Social Security Cuts Betray the Social Contract
March 28, 2025
And why “abundance” needs to contend with power.
The Roosevelt Rundown features our top stories of the week.
Social Security Is a Promise Between Workers and Their Government
Every month, 73 million Americans—including retirees, people with disabilities, and those who have lost a family member—rely on a Social Security check to meet their needs, from making rent to buying groceries, after a lifetime of paying into the system. But despite its overwhelming popularity, the Trump administration is taking a wrecking ball to it. The effort by Elon Musk and his so-called Department of Government Efficiency (DOGE) to cut the fundamental safety net program’s offices, personnel, and services is ripping out the rug from underneath poor and working-class Americans and undermining their trust in government.
Social Security—signed into law in 1935 by Franklin D. Roosevelt—“represents the basic part of our social contract: that we as a collective will take care of our own,” Roosevelt Institute President and CEO Elizabeth Wilkins said on Scripps News last week. It’s the government’s job to ensure “people get the money that they’re owed,” not to make it harder for them to retire in dignity by taking away basic services—like the administration’s (now-abandoned) proposal to end phone services in a disingenuous hunt for fraud.
Social Security provides the “economic security that people expect from their American government after a lifetime of work,” said Wilkins, and for most retirees, payments make up more than half of their monthly income. “This isn’t Twitter,” she said. “This is the basis of millions of Americans’ financial security that we’re playing with.”
The Trump administration’s destruction of Social Security and other safety net programs could also worsen existing inequalities by “shifting the burden to America’s mothers, sisters and daughters, who will have to help their families cover the gap,” Roosevelt Fellow Jessica Calarco writes for MSNBC. “Elon Musk is cutting federal spending, but women will end up paying the price.”
There are real concerns about Social Security funding dwindling in the next few decades without congressional action, a policy problem that needs to be addressed seriously. But “the answer isn’t to tear it down,” said Wilkins. “The answer is to rise to the challenge of what Americans expect and deserve from their government.”

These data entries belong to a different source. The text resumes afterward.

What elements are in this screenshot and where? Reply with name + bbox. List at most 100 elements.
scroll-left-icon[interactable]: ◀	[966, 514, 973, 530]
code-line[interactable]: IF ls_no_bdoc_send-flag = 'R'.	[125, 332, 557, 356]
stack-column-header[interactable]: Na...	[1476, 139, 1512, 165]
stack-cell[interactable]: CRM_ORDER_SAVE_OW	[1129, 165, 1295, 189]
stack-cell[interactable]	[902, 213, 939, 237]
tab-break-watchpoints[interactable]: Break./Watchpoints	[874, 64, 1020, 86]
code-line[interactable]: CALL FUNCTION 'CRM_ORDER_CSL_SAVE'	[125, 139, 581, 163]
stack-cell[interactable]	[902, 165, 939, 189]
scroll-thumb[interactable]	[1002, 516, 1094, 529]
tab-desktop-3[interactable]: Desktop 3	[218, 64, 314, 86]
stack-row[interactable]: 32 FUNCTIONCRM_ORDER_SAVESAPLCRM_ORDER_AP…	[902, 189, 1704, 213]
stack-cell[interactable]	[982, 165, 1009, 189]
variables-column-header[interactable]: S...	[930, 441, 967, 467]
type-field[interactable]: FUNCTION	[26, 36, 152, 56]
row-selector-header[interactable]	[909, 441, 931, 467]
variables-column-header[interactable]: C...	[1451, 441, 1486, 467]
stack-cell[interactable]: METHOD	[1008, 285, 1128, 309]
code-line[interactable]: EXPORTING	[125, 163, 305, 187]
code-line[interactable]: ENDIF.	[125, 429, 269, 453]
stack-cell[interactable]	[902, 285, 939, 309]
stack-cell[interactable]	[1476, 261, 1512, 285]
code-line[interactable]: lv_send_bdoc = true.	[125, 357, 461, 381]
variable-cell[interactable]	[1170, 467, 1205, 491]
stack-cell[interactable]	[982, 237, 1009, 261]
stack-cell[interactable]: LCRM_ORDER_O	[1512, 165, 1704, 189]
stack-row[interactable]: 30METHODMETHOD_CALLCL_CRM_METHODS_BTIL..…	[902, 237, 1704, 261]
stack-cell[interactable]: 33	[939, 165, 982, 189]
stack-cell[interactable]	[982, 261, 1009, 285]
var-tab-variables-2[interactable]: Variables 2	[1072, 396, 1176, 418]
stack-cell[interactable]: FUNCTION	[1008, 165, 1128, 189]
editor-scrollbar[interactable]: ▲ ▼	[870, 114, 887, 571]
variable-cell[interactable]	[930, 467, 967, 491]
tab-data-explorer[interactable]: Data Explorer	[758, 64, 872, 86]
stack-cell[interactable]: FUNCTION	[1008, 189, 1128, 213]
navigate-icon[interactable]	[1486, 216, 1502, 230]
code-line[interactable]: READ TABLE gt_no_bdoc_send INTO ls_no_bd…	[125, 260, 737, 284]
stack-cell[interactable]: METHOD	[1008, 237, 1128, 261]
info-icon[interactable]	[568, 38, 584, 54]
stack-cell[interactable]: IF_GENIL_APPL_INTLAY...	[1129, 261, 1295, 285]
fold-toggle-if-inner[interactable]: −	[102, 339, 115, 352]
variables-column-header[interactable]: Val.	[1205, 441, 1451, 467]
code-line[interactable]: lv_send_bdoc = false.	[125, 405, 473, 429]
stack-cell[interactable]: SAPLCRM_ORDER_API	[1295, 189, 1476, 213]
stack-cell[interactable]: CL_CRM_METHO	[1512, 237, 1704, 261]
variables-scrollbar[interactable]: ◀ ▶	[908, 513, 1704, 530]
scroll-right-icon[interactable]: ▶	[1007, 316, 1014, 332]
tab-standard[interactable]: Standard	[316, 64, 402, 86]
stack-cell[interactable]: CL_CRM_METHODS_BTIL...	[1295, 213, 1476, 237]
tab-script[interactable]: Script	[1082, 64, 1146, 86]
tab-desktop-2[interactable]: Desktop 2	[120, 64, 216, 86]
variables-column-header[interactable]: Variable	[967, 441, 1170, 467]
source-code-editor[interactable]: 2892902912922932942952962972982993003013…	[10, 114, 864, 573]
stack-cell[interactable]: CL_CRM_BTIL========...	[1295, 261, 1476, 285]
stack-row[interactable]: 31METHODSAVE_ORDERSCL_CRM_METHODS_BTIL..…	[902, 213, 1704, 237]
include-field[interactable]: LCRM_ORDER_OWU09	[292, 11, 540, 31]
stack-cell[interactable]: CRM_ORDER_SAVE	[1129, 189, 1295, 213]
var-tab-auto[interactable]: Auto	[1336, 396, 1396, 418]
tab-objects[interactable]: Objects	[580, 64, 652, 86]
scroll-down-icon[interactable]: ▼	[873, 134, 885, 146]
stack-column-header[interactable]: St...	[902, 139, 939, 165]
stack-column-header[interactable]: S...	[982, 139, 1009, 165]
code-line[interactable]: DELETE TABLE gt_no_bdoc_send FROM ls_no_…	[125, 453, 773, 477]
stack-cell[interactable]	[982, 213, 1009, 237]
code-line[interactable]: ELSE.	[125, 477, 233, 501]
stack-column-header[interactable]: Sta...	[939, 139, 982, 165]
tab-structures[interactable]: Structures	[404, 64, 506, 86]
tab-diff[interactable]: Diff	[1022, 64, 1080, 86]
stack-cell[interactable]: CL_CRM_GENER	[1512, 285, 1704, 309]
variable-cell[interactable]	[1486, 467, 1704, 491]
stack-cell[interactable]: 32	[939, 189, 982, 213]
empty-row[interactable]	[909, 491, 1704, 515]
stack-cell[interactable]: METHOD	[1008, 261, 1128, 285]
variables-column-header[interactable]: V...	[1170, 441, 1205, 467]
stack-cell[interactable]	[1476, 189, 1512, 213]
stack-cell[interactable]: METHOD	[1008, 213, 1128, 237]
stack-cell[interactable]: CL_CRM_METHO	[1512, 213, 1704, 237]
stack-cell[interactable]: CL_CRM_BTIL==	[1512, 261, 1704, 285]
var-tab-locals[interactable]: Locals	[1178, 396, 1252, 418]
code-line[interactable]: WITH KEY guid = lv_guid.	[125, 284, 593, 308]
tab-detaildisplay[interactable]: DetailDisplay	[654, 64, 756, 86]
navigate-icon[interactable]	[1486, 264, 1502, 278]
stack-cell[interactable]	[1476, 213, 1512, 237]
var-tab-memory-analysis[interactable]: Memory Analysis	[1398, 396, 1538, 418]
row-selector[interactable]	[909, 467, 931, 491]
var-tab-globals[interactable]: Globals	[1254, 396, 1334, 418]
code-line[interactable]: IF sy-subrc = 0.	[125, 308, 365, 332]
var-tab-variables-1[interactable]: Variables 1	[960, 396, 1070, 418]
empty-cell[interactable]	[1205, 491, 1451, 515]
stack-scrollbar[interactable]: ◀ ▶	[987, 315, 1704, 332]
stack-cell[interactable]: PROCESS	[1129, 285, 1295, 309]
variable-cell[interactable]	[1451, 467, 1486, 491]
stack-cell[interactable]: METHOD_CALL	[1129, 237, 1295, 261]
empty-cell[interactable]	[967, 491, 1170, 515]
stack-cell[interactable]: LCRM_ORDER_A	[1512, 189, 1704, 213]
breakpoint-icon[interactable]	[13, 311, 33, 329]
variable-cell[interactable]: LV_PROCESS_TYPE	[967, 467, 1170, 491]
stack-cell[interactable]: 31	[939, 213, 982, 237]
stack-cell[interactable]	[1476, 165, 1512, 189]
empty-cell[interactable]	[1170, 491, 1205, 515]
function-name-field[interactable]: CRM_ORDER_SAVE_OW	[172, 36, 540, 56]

To put it simply, “it’s to invest.”
The Abundance Agenda Needs to Ask: Who Holds Power in the Economy?
The government needs to deliver for people, and to do so, it needs to build. The basic premise of the new book Abundance, by journalists Ezra Klein and Derek Thompson, is easy to get behind. In a new blog post, Elizabeth Wilkins writes about what else is needed to realize such a sweeping vision: contending with an imbalanced economy.
The long-standing crisis of disinvestment in public power, paired with the more recent crisis of DOGE’s sledgehammer to the administrative state, has “left the Left defending anemic institutions that couldn’t deliver,” Wilkins writes. There’s no other choice: “We will have to build anew, and better than we have before.”
But what’s actually constraining our political possibilities? “Eliminating veto points, worthy though it may be, will not eliminate either the problem of concentration in markets that can also choke or distort supply, or the problem of special interests with disproportionate power,” writes Wilkins.
Read the blog post: “On Abundance: Where We Agree, Where We Disagree, and How to Move Forward”
Previewing Next Week’s Jobs Data
Consumer and business sentiment has suffered recently due to the Trump administration’s uncertain economic policies. What does that mean for the March jobs report? In a new blog post, Roosevelt Principal Economist Michael Madowitz previews what to expect in next Friday’s data and explains that tariff threats could contribute to some volatility.
Read the blog post: “Will March Jobs Data Confirm or Refute Increasingly Pessimistic Sentiments About the Economy?”
What We’re Talking About
What We’re Reading
- The administration’s reckless layoffs have left agencies without important stewards of economic data and statistics, casting doubt on the reliability of such data now and into the future. “It would be a bad sign for a software company to cancel all beta testing if you expect to keep making better software,” Michael Madowitz told Politico. “This feels like the same sort of thing.”
- DOGE’s purge of federal workers is also an attack on their labor rights, Oxfam America’s Jackson Gandour writes, showing why we need reforms to protect worker power in both the public and private sectors.
- Doordash and buy-now-pay-later company Klarna are teaming up to allow customers to pay for food deliveries in installments, worrying consumer advocates that the firms are counting on increased profits from late fees and that low-income Americans are increasingly relying on credit for small purchases.
- “There’s a good economic case for financing investments over the long term, and we have stretched the definition of durable goods in a lot of ways,” Madowitz told Business Insider. “Delivered food may in fact be the least durable good we’ve tried this with.”
- The Supreme Court will hear a case about South Carolina’s attempt to eliminate Medicaid funding for Planned Parenthood, and a ruling could potentially give “states broad power to exclude health care that is unpopular or politically disfavored,” Roosevelt Fellow Rachel Rebouché told the Associated Press.